Hacker News new | ask | show | jobs
by vaibhavsagar 1481 days ago
Doing a hashmap lookup is already very much like using a bloom filter: for any addressing scheme, if an element exists at a particular location, then either the key exists or it's a false positive. If no element exists, then there's no way the key exists. Adding an extra bloom filter would then come down to trading off space usage against a different probability of false positives, in addition to an extra lookup, and I think one would have to contrive an extremely unlikely scenario for it to make sense.
1 comments

Sometimes "Does anything in this category exist?" is constantly needed and must be as fast as possible - especially if the answer is often "No", while "What is it exactly?" is more rarely needed and it's OK that it's slower.

The Bloom filter gives you quick "No" answers for much less size than a hash table, in exchange for not being able to answer the second question at all.

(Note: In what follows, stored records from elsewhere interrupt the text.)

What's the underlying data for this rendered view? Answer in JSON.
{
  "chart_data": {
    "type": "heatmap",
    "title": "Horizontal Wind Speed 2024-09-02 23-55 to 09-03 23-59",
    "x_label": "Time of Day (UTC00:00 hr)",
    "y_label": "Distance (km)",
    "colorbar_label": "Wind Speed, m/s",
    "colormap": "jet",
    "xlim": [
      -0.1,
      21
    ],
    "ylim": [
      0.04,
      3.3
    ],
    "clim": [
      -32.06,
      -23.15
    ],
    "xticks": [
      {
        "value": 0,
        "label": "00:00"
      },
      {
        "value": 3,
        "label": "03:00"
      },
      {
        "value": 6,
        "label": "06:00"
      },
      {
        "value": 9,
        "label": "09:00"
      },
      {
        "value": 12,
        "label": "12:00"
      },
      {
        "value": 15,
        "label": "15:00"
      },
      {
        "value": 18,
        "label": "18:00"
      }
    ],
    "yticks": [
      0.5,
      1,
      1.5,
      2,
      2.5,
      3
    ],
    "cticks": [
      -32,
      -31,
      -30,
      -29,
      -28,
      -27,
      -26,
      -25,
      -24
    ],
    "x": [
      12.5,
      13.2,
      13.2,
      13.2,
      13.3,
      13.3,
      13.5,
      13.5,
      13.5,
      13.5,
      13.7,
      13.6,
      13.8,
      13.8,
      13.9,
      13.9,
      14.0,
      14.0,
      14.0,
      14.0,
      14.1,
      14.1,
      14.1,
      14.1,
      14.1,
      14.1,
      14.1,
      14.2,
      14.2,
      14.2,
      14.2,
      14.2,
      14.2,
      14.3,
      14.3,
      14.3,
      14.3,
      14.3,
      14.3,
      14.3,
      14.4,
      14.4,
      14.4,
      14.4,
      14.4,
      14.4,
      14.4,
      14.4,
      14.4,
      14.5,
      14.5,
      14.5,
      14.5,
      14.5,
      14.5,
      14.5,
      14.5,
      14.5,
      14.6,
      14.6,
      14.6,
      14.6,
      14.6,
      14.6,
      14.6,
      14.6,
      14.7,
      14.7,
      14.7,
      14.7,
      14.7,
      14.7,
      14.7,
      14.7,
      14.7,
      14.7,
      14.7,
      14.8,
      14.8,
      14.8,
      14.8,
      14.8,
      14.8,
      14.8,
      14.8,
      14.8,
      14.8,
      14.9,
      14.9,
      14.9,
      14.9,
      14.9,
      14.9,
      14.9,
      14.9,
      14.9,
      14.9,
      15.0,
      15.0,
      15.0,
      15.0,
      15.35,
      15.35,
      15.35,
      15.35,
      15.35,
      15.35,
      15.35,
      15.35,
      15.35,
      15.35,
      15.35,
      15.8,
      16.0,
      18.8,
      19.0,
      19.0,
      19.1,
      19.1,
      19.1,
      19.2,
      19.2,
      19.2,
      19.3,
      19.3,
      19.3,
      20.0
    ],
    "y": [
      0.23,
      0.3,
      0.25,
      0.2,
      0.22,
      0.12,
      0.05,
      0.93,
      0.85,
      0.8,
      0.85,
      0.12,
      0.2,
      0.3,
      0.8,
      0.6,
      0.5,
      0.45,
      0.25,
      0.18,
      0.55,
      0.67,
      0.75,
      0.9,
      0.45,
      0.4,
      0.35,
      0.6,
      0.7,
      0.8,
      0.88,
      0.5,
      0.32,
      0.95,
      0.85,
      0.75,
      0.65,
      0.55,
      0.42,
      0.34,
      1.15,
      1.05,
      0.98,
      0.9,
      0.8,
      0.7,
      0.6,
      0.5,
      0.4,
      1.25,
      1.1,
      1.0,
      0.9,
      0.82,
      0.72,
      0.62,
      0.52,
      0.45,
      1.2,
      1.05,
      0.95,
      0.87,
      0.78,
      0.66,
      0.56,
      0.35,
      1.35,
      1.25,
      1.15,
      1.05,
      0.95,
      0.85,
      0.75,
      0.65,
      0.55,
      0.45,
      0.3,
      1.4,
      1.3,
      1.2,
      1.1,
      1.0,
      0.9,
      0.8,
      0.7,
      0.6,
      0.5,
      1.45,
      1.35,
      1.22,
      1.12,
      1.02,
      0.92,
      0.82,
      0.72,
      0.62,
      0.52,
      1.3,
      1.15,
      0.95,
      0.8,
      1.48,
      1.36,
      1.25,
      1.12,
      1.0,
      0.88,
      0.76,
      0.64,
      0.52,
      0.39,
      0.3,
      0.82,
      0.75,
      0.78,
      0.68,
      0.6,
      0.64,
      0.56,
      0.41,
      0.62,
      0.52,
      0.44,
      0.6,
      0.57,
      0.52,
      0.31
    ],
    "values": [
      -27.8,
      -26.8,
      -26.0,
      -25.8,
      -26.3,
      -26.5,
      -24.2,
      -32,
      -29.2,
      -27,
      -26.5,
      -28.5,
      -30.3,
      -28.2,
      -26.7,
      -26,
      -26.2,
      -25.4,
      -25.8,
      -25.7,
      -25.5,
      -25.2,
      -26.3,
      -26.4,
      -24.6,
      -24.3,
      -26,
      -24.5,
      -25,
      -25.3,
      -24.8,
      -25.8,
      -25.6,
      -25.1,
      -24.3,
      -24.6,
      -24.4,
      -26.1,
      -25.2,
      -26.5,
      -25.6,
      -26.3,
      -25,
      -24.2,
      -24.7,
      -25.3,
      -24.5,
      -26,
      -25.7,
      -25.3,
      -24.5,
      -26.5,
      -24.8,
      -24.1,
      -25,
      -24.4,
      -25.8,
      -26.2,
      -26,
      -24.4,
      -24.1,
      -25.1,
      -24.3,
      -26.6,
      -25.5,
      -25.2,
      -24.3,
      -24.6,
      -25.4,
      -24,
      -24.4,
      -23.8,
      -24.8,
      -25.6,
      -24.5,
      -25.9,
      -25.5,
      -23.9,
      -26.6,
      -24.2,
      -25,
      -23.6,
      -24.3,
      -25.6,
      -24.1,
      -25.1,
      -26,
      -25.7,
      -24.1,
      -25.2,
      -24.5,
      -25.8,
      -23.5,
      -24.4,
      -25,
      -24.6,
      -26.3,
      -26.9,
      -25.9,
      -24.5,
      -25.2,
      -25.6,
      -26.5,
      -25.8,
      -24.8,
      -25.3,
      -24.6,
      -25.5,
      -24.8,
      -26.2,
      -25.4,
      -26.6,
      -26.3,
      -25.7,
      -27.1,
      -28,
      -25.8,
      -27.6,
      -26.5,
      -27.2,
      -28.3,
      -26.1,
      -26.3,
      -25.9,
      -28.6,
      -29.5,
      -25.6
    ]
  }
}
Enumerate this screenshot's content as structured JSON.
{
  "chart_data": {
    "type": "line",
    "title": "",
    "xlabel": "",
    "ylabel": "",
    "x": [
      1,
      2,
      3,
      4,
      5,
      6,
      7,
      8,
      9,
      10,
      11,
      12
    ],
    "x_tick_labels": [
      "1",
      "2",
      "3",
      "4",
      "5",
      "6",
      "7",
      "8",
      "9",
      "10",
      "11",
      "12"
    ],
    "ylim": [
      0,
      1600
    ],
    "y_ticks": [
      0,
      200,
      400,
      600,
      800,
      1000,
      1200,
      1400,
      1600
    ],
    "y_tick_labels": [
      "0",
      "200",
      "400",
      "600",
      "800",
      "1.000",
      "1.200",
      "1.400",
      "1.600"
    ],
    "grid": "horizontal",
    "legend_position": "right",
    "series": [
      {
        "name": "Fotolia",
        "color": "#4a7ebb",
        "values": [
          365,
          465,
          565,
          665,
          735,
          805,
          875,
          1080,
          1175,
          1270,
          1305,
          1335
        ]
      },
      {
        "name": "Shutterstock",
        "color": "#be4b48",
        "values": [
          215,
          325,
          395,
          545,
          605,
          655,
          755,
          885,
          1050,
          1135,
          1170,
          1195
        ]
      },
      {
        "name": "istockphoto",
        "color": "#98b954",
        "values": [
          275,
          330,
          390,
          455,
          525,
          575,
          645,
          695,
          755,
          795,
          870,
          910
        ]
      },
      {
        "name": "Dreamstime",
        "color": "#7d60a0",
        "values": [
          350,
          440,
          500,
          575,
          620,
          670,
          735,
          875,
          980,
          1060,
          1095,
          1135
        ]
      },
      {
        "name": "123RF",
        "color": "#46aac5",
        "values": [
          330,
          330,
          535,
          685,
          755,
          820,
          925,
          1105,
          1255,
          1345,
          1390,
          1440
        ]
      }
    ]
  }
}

We built distributed database software, years ago when 40GB was a lot of data, and that used Bloom filters so that if you asked "Show me everything about vaibhavsagar, tialaramex, dang, and celeritascelery" it could do a Bloom filter check, identify that there isn't any data about celeritascelery and dang and immediately cut in half the work to be done, before going to the disk to pull in actual hash tables where records for tialaramex and vaibhavsagar would exist if the positive from the Bloom filter wasn't a false positive.

The UX is nice too because it can make typos instant. For every municipality in Texas, show me the CesusCount. Instant zero records. Oh, right, not CesusCount I wanted CensusCount with an N.